Development of a Fast Positioning Platform with a Large Stroke Based on a Piezoelectric Actuator for Precision Machining

In this paper, a fast positioning platform (FPP) is proposed, able to meet simultaneously the requirements of large stroke and high frequency response, developed based on a PZT (piezoelectric actuator) and a quad-parallel flexible mechanism, for application in precision machining. The FPP is driven by a high-stiffness PZT and guided by a flexible hinge-based mechanism with a quad-parallel flexible hinge. The proposed quad-parallel flexible hinge mechanism can provide excellent planar motion capability with high stiffness and good guiding performance, thus guaranteeing outstanding dynamics characteristics. The mechanical model was established, the input and output characteristics of the FPP were analyzed, and the working range (output displacement and frequency) of the FPP was determined. Based on the mechanical model and the input and output characteristics of the FPP, the design method is described for of the proposed FPP, which is capable of achieving a large stroke while responding at a high frequency. The characteristics of the FPP were investigated using finite element analysis (FEA). Experiments were conducted to examine the performance of the FPP; the natural frequency of the FPP was 1315.6 Hz, while the maximum output displacement and the motion resolution of the FPP in a static state were 53.13 mu m and 5 nm, respectively.
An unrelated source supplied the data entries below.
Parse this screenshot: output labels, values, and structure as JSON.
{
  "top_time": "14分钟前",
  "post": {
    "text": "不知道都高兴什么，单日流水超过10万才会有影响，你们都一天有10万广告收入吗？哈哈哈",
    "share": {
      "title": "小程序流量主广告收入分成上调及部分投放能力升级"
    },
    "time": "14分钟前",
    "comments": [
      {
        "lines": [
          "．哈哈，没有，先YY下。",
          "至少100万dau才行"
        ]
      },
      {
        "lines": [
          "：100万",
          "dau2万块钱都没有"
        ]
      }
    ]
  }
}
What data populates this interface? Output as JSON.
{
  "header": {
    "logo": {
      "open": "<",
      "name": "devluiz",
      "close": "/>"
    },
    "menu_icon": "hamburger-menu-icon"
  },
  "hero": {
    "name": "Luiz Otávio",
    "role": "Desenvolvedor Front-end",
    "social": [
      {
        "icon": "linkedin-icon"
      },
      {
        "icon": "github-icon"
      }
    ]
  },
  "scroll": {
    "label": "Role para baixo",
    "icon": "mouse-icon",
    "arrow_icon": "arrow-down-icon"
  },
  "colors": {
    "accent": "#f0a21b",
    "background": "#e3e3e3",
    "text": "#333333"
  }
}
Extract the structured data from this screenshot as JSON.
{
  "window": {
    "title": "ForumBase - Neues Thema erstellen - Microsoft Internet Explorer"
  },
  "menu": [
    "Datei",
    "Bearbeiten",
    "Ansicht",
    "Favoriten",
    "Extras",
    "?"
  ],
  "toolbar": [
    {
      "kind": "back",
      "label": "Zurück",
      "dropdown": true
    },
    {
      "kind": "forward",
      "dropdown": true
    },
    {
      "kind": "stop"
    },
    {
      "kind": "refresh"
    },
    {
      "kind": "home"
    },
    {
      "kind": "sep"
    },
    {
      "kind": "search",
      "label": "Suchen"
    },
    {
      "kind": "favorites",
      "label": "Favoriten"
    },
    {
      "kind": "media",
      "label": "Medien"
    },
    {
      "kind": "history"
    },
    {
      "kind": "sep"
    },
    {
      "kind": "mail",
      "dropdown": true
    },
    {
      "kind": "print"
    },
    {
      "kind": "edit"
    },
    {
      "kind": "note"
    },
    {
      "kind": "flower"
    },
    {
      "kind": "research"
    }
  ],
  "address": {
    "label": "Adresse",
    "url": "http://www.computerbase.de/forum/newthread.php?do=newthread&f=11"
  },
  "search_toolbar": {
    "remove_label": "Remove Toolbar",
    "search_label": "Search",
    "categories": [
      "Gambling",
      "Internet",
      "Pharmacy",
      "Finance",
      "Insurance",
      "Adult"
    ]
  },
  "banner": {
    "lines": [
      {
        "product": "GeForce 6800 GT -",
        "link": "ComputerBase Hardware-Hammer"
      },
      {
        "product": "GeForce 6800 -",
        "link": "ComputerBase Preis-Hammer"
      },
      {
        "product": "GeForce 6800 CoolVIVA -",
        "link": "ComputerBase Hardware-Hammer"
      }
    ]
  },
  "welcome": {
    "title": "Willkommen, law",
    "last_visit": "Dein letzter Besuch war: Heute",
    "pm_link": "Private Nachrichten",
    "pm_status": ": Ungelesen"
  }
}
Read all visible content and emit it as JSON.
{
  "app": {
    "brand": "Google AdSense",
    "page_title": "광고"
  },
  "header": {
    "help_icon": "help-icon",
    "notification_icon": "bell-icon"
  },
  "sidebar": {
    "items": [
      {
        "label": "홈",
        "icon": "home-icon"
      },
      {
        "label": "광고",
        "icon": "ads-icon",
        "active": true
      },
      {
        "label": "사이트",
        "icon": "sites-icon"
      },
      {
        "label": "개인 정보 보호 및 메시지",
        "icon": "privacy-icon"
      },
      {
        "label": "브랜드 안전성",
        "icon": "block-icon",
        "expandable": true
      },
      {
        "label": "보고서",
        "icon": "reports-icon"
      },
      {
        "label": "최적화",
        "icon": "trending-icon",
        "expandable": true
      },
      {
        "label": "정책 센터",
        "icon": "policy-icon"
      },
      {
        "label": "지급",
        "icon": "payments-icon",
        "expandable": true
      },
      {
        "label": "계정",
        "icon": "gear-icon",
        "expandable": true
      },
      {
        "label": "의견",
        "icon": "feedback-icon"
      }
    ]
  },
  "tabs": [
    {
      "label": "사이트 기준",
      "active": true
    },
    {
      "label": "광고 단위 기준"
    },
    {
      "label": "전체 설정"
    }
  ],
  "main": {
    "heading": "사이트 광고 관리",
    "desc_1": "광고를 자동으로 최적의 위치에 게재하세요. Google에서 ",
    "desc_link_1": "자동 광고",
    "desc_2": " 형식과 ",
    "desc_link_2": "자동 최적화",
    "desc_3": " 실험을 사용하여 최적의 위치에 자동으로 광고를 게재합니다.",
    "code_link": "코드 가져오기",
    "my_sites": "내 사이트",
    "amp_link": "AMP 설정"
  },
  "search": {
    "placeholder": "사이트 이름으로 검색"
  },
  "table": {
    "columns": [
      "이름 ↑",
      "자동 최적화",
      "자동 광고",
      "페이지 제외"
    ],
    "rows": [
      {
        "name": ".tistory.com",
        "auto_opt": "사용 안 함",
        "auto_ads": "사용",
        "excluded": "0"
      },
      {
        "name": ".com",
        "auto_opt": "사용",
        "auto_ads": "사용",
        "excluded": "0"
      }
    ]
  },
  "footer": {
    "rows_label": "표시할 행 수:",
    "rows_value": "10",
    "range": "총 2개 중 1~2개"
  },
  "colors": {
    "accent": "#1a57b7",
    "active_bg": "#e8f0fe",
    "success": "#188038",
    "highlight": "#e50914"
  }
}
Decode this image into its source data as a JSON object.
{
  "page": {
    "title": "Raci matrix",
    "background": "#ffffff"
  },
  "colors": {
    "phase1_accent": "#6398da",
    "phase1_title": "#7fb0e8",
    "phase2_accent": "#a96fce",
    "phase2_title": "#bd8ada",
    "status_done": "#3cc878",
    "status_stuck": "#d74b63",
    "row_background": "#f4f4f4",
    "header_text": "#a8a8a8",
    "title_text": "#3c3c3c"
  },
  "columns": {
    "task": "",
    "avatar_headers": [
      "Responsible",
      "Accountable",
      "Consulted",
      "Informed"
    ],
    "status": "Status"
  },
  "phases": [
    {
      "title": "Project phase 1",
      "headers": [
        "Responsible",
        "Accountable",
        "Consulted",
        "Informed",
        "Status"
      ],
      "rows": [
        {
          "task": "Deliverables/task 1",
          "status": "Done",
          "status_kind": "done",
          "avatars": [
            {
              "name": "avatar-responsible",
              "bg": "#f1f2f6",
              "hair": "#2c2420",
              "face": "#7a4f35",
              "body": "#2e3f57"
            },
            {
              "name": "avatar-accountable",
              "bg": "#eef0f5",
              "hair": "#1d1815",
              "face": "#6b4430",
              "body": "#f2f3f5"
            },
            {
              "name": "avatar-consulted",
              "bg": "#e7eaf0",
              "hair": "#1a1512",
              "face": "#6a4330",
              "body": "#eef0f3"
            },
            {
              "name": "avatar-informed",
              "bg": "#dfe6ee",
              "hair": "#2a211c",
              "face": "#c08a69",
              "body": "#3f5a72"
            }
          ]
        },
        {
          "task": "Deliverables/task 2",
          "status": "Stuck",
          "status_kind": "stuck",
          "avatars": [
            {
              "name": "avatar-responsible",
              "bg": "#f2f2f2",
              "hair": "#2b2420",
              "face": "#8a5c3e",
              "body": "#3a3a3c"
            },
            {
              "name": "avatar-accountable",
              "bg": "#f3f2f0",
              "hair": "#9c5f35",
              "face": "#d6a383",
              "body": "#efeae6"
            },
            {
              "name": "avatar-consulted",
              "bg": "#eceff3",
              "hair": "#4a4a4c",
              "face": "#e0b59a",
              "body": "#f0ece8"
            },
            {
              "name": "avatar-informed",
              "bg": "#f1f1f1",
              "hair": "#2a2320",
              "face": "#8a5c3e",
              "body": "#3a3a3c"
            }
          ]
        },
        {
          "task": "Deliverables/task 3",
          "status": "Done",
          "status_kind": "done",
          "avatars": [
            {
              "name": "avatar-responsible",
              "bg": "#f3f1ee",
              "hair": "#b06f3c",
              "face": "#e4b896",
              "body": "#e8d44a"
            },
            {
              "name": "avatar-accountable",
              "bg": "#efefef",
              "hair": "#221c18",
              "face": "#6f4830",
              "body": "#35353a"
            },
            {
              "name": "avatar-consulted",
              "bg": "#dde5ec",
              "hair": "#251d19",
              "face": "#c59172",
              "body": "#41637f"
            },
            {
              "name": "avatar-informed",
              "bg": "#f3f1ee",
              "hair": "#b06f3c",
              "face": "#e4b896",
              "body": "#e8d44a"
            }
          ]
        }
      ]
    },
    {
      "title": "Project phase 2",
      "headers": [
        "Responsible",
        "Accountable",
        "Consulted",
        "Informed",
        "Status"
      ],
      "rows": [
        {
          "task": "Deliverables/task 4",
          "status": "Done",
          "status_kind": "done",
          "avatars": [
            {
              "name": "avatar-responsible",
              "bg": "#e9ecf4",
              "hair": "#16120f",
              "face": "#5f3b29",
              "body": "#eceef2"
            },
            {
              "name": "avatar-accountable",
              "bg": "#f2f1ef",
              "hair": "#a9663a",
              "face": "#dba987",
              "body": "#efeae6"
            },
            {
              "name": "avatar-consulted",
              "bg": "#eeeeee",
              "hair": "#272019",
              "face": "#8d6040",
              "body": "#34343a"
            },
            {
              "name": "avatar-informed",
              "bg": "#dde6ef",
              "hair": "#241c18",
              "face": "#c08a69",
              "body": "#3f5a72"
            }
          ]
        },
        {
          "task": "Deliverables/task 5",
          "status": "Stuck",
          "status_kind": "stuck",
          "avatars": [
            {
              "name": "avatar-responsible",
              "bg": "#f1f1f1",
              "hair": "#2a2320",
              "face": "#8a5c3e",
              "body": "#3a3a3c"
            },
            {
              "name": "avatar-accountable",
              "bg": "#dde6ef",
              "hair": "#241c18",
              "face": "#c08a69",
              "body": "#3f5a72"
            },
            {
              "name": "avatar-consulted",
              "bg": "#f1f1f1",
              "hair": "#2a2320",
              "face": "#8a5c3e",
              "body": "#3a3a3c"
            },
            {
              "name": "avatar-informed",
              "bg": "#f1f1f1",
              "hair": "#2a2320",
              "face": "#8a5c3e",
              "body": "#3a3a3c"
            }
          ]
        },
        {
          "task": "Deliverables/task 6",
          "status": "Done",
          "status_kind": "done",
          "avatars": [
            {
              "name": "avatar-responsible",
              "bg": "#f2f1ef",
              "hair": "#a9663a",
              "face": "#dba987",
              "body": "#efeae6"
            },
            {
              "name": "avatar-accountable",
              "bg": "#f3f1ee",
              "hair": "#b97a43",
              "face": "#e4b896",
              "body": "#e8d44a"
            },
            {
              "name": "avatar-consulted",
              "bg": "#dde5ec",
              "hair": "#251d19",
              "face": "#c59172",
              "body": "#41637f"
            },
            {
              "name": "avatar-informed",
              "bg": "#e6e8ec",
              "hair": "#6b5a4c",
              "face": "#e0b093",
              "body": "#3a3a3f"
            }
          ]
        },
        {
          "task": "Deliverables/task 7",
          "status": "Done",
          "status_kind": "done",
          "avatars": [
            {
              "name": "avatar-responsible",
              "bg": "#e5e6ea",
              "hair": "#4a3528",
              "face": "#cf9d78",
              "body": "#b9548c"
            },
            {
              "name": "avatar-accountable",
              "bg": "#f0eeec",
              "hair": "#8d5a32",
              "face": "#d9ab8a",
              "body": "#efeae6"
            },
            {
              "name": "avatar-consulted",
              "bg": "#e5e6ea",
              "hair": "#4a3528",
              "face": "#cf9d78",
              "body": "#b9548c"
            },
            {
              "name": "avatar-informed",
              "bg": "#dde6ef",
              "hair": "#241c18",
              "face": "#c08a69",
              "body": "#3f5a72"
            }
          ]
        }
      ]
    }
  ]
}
Step response testing showed that under a step magnitude of 50 mu m, the stabilization times for the falling and rising edges of the moving platform were 37 ms and 26 ms, respectively. The tracking errors were about +/- 1.96 mu m and +/- 0.59 mu m when the amplitude and frequency of the signal were 50 mu m, 50 Hz and 10 mu m, 200 Hz, respectively. The FPP showed excellent performance in terms of fast response and output displacement. The cutting test results indicated that compared with the uncontrolled condition, the values of surface roughness under controlled conditions decreased by 23.9% and 12.7% when the cutting depths were 5 mu m and 10 mu m, respectively. The developed FPP device has excellent precision machining performance.